Wednesday, 22 July 2009

Correlation Cause Confusion

It's disconcerting when you aren't sure how to feel about something or someone, or when you wish you knew why you feel the way you do about the same two things. What's more disconcerting as of recent is that I feel omniscient, but in an out-of-body sense where I am in recognition of every single thing I do, but have no understanding of why I am doing it or how I feel about it. Desire and wanting to be desired are comic concepts: never reciprocated and never the same. Never easy either. Sometimes I wish I was just watching my life like it was some ill-aired sitcom, I wouldn't worry half as much, if at all, about how often I seem to make wrong decisions. It'd be awful nice to sigh, or laugh and shout from the other side of a television screen. Regardless I need to stop likening my life and the people in it to scenes and characters from books and live in the real World.

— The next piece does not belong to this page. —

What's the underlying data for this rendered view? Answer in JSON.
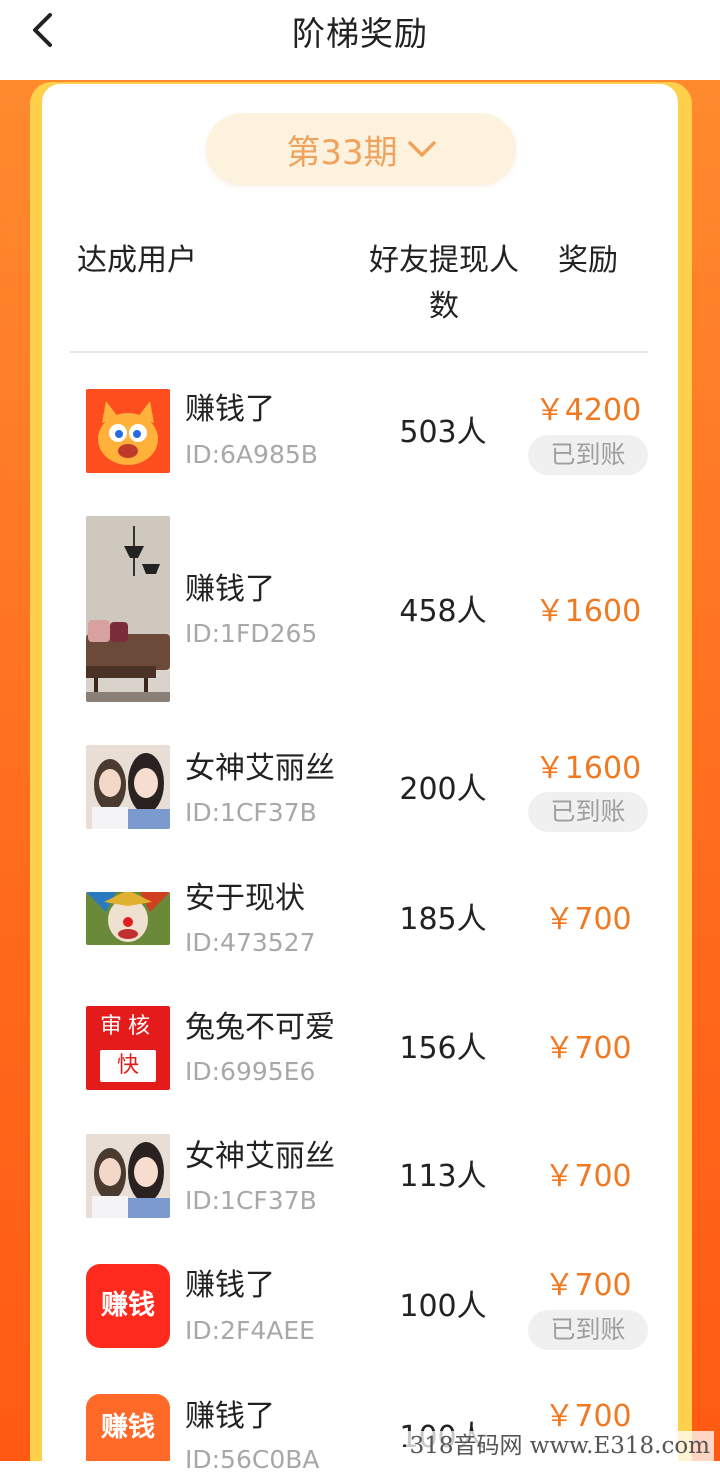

I've decided the tugging in acceleration on my car last week that no longer seems to be an issue was water damage from the flash floods. I often misplace the notion that my car is not only 10 years old but ragged to death and so can't handle my some what ruthless road intervention. It's quite pathetic that I generally get annoyed when I see old people driving a nice car at a snail's pace and believe that they shouldn't deserve the priviledge when I drive a heap of shit and ductape, normally at least on par with the national speed limit. Unless your name's Harriet Lucas I'm almost definitely a very agitated person to look at right now. Like a crack fiend in rehab but not as jittery yet just as full of angst. I'll probably start asking into thin air to 'saved' and 'let go' similarily however. I need to be one of those people that is pretty to look at and a mystery to understand.

I'm getting increasingly illiterate and it's heart breaking.